Beide hatten wir zwar nicht das Gefühl, sonderlich fit zu sein, zumal auch die paar Kilos, die wir nach Chile vielleicht verloren hatten, schnell wieder auf den Hüften waren. Dennoch war die Motivation zum Trainieren offenbar nicht besonders hoch, vermutlich unter anderem deshalb, weil wir in diesem Jahr ja schon ganz ähnliche körperliche Anforderungen gemeistert hatten.

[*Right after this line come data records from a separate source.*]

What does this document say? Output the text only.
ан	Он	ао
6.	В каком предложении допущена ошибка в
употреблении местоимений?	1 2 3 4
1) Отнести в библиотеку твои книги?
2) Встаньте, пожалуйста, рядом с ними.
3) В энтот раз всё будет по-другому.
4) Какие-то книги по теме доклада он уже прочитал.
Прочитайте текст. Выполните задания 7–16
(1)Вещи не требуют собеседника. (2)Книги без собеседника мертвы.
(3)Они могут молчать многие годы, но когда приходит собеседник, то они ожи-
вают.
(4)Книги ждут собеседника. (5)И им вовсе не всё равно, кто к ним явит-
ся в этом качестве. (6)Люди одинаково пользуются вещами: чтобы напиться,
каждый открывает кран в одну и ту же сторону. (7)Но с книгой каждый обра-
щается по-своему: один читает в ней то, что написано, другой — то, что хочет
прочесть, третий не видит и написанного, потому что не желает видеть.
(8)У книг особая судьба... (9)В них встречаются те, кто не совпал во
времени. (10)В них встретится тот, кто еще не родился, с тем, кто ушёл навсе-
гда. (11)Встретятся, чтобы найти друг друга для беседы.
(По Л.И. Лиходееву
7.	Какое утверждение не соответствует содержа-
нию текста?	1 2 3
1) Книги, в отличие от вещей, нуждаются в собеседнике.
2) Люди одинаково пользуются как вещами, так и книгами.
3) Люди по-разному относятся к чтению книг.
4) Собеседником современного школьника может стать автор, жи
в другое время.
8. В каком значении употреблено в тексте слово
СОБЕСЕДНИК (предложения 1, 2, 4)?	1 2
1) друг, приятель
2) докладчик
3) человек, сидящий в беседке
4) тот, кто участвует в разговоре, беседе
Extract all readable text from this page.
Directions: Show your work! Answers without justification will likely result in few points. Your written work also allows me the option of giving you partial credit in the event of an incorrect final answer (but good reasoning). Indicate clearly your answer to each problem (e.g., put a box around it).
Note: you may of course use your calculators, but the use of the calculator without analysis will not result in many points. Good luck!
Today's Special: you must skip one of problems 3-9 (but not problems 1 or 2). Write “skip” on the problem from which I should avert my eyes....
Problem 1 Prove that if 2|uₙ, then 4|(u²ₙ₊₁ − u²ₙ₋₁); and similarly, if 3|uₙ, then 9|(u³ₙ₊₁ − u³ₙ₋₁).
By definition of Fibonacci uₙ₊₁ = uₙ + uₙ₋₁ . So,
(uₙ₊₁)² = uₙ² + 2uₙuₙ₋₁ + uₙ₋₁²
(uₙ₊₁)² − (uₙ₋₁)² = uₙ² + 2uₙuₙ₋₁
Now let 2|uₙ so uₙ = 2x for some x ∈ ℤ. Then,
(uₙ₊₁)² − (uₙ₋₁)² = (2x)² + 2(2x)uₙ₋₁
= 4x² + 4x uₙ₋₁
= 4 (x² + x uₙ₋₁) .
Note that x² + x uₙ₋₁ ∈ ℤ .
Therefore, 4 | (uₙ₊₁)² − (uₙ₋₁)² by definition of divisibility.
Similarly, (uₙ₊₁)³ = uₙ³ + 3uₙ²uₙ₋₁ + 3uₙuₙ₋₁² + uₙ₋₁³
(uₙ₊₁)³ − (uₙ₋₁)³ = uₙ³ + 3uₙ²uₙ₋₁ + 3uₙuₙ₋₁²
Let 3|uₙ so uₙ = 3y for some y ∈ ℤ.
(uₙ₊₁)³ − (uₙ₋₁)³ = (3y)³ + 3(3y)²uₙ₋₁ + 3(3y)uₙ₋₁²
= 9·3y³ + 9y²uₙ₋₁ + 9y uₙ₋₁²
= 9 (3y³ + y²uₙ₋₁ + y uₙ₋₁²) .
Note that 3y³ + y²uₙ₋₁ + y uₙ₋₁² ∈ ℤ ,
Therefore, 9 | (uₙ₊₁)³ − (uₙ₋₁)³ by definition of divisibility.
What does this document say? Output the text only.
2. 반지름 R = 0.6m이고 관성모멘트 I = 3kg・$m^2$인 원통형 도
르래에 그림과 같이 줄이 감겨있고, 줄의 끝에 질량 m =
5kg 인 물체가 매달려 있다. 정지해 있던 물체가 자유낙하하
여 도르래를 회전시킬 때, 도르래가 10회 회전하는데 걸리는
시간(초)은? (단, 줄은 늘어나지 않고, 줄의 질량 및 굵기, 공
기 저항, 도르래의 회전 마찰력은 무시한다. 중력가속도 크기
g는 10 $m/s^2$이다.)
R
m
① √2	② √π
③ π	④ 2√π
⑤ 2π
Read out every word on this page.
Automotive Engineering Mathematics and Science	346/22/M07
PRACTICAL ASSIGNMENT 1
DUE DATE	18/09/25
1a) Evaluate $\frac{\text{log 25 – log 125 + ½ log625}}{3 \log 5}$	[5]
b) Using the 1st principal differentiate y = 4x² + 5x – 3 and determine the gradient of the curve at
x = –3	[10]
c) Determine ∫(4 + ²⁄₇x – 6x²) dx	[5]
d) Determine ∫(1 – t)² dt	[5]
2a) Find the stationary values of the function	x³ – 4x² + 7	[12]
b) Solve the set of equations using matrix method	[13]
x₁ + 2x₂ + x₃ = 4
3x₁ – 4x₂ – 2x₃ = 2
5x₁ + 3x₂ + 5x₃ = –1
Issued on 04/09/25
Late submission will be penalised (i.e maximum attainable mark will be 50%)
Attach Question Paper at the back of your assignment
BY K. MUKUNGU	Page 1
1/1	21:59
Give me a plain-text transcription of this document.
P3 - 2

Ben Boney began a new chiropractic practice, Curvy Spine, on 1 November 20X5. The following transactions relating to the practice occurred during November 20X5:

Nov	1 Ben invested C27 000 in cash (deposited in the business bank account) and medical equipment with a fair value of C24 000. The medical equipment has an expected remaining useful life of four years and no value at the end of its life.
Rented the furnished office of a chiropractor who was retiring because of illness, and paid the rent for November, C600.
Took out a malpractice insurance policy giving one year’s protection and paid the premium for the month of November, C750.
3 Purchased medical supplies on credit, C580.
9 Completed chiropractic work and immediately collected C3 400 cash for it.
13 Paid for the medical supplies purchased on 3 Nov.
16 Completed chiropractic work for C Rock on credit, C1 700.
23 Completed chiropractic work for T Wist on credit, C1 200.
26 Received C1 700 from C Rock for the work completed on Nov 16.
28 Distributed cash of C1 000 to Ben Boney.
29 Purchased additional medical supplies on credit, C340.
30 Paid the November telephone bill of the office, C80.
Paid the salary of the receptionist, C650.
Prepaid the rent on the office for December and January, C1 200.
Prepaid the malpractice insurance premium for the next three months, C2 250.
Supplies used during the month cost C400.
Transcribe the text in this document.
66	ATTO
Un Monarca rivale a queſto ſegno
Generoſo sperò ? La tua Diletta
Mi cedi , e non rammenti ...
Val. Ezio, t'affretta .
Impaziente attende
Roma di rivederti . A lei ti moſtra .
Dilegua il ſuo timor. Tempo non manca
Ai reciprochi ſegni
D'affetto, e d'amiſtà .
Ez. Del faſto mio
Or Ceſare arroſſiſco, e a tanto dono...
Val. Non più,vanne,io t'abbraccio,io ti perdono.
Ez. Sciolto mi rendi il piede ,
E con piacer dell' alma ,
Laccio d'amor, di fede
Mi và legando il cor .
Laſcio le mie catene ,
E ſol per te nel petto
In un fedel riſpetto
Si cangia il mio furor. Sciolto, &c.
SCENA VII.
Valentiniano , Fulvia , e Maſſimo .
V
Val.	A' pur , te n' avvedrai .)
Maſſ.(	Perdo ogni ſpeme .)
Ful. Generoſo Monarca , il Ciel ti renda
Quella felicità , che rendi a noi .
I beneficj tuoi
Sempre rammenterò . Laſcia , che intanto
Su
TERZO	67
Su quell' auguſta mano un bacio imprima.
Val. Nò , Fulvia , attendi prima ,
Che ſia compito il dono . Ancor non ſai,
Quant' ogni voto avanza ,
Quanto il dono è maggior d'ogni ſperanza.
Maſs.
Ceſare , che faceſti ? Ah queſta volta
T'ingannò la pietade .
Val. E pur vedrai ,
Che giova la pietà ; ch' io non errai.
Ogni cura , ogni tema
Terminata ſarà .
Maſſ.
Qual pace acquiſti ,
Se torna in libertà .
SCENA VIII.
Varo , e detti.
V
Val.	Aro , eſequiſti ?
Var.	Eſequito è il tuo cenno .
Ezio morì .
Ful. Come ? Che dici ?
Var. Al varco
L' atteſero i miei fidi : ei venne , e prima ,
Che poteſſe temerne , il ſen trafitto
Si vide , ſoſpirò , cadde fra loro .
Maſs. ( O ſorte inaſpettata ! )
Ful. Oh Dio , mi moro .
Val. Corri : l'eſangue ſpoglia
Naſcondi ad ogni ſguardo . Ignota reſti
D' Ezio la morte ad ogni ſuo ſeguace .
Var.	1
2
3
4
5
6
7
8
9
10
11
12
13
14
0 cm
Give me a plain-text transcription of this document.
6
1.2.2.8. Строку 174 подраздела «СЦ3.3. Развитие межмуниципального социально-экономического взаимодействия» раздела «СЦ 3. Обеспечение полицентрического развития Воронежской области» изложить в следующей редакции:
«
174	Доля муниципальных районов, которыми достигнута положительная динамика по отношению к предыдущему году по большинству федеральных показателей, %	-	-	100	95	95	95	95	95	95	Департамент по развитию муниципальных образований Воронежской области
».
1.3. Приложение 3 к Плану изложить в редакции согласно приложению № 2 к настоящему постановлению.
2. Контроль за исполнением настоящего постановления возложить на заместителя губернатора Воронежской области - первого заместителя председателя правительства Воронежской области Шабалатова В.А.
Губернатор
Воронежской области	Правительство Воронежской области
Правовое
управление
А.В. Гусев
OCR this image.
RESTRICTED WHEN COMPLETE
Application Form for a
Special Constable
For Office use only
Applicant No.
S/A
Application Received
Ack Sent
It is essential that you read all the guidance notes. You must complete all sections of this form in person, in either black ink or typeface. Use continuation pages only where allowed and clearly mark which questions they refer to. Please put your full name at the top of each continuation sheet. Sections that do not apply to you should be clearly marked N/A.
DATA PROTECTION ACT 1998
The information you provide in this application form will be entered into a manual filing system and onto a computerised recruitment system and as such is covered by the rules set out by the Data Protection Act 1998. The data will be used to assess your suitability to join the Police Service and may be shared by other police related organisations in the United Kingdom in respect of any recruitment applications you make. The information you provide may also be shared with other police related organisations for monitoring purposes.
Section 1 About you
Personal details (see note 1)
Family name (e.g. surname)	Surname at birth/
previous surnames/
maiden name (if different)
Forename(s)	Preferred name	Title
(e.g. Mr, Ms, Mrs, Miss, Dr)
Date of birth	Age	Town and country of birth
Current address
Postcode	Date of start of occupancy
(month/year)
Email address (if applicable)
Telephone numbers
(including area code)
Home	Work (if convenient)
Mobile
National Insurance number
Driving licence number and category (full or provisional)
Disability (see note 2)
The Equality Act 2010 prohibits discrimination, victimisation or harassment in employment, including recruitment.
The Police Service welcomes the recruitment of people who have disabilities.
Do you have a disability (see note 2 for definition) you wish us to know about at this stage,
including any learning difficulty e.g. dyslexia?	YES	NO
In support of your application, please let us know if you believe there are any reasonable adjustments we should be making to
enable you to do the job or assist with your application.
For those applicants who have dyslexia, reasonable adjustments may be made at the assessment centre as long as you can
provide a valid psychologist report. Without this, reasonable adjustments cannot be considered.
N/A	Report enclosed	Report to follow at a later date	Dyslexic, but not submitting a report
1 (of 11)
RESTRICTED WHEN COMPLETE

Anreise und erste Tage in Ladakh



Am 2.9. ging es dann endlich los: erst mit der Lufthansa nach Delhi und von da früh am nächsten Morgen mit Air India weiter nach Leh.

Gepackt hatten wir in Etappen, teils schon am Wochenende zuvor, nur um ziemlich schnell zu merken, dass wir noch eine größere wasserdichte Tasche brauchen würden, da die beiden bewährten 89l-Ortlieb-Taschen allein nicht reichen würden. Vom Reiseveranstalter wurden uns, anders als bei der Nepalreise mit Diamir, diesmal keine Packsäcke zur Verfügung gestellt und unsere normalen Reisetaschen würden einem Trekking mit Pferdetransport sicher nicht standhalten. 

Die daraufhin bestellte knallrote 135l-Reistasche von The North Face, kam zum Glück nach wenigen Tagen an und so konnten wir am Samstag vor der Abreise zur finalen Befüllung schreiten – was mir dann auch ziemlich leicht gelang … Günter war wie immer bei der Kleidung deutlich genügsamer und schaffte es, seine Sachen in einer der Ortliebs zu verstauen. Der Gewichtscheck auf der Personenwaage ergab für die beiden Gepäckstücke 20 bzw. 22 kg, das auch diesmal gültige 23-kg-Limit hielten wir also locker ein.

Sohn Daniel konnte uns ausnahmsweise nicht zum Flughafen bringen, da er noch selbst in Norwegen unterwegs war. So fuhren wir seit langem mal wieder selbst und ließen das Auto in einem der Parkhäuser dort stehen, wo er es sich nach seiner Rückkehr zwei Tage später abholen konnte.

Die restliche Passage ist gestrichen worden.